George Bush said "read my lips." Bill Clinton told us to trust him, "I'm a new Democrat." Bush broke his promise within two years, Clinton in less than a month. Each passed one of the largest tax increases in history. Is it any wonder then that most voters were skeptical that House Republicans would keep their promises in the Contract With America?
But today, on Day 93, Newt Gingrich and his colleagues in the House of Representatives stand 9-1 on the items of the contract, with only their promise for term limits unfulfilled. In actuality, Republicans deserve some credit for term limits too. Never before have term limits come to the House floor for debate, let alone a vote. No longer do voters have to wonder where their representative actually stands on this issue.
The Republican successes are considerable. Congress must now abide by its own laws. Unfunded mandates are history. There will be a line-item veto. Out-of-control litigation will be reined in. Federal regulations will be cost-analyzed. Able-bodied welfare recipients must go to work. Welfare mothers will not be rewarded for having additional babies. More prisons will be built. Criminals will be dealt with as criminals and not "victims of society." The balanced budget amendment, defeated by one vote in the Senate, will be back. Taxes will be cut.
In short, Washington, with Republicans in control of Congress, is a changed place. Their contract promised to reduce the size and scope of government and return power to individual citizens, organizations and -- where government is necessary -- to the states and localities. They are delivering.
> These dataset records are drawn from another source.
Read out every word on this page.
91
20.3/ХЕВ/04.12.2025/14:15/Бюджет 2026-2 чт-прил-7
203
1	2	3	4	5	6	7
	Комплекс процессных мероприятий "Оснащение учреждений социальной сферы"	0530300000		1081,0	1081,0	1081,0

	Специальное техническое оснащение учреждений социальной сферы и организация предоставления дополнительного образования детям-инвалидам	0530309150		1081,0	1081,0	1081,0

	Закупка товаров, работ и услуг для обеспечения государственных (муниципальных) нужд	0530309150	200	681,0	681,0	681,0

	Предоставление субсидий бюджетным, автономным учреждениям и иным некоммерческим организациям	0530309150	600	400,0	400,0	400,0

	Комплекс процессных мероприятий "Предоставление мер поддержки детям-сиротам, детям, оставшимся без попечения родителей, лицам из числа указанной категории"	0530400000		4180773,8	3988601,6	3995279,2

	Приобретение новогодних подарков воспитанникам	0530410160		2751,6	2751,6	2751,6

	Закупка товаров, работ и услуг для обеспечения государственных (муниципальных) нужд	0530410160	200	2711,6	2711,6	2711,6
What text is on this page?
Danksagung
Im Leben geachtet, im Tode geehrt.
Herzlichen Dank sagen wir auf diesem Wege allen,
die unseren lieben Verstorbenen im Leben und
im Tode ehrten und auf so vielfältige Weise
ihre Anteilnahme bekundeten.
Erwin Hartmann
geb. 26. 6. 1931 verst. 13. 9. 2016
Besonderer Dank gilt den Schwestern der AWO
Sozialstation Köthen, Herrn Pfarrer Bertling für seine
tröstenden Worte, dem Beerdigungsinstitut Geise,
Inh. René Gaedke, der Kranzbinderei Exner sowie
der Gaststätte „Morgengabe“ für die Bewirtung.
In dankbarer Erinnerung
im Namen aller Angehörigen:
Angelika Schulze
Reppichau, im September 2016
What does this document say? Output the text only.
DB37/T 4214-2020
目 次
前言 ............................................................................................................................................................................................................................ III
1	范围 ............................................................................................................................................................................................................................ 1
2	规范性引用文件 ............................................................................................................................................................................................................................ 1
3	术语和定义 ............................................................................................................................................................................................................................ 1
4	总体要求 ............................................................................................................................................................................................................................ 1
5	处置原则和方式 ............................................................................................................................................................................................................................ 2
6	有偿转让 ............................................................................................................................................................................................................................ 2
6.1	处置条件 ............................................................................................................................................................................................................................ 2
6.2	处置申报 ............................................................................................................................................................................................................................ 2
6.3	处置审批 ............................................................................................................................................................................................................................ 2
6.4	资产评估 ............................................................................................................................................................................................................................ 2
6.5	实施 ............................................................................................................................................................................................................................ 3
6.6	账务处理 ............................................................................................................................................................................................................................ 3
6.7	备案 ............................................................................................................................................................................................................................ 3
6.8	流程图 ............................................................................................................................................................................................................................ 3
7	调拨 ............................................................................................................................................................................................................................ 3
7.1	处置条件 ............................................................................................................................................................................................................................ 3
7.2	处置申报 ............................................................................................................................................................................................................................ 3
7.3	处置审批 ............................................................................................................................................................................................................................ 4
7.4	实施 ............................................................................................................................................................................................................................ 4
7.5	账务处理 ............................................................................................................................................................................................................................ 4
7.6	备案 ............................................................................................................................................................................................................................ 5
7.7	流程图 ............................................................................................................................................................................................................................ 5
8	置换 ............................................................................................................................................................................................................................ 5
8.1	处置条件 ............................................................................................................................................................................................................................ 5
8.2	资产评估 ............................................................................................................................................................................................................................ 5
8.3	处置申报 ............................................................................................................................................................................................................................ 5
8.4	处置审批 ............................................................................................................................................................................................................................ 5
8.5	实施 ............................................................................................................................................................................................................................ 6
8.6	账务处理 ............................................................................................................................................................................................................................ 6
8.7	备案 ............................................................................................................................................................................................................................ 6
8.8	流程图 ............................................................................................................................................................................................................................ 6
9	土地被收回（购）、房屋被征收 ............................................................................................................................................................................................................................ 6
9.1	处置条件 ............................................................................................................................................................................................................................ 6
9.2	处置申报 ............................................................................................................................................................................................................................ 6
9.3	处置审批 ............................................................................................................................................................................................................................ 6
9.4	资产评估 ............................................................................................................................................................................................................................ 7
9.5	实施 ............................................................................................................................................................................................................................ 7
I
The debate and vote on tax cuts is particularly revealing. While Democrats decried the Republican plan as crippling government, Republicans talked about the importance of returning money to the people who earned it.
"Look at this and ask yourself," Speaker Gingrich urged during debate Wednesday night: "In your constituents' lives, won't a little less money for the government and a little more money for those families be a good thing? Isn't this what this Congress was elected to do?"
On a nearly party line vote of 246-188, the House passed the tax cuts, which include a $500-per-child tax credit for families earning up to $200,000 a year, a reduction in the capital gains tax, a new, more versatile Individual Retirement Account, a repeal of the Clinton tax on Social Security, a reduction in the "marriage penalty" tax and a number of tax breaks to encourage business growth. Where Democrats evoked all the same-old adages of class warfare, Republicans talked about the importance of strengthening the family and bringing prosperity to all -- not through government, but by getting government out of the way.
While the tax cuts are unlikely to make it through the Senate without change, there is no doubting the fresh, new attitude in Congress. Rather than debating about how much we need to raise taxes, as Congress did during the first two years of the Clinton administration, it is now debating how much we need to lower taxes and cut the size of government.
In the next few weeks, look for many in the media to say the Republicans have only done the easy stuff, now the hard part remains. In a way, they are right. What's ahead is always more difficult than what has been accomplished, and in seeking to put the government on a glide-path to a balanced budget by 2002, Republicans have tackled the most difficult of problems. If you thought the screams from special interest groups were loud last week when Republicans passed $17 billion in spending rescissions, wait until they try to cut over ten times as much. But it can be done.
For many years, politicians and bureaucrats have expanded the size of government. "We know better than you" has been their cry to power. Now, Republicans are challenging that assertion. Seeking to return power to the American people, they have brought a new attitude to Washington. They have started their mission by keeping the promises in the contract. It is a remarkable beginning.
Jon K. Rust is a Washington-based writer for the Southeast Missourian.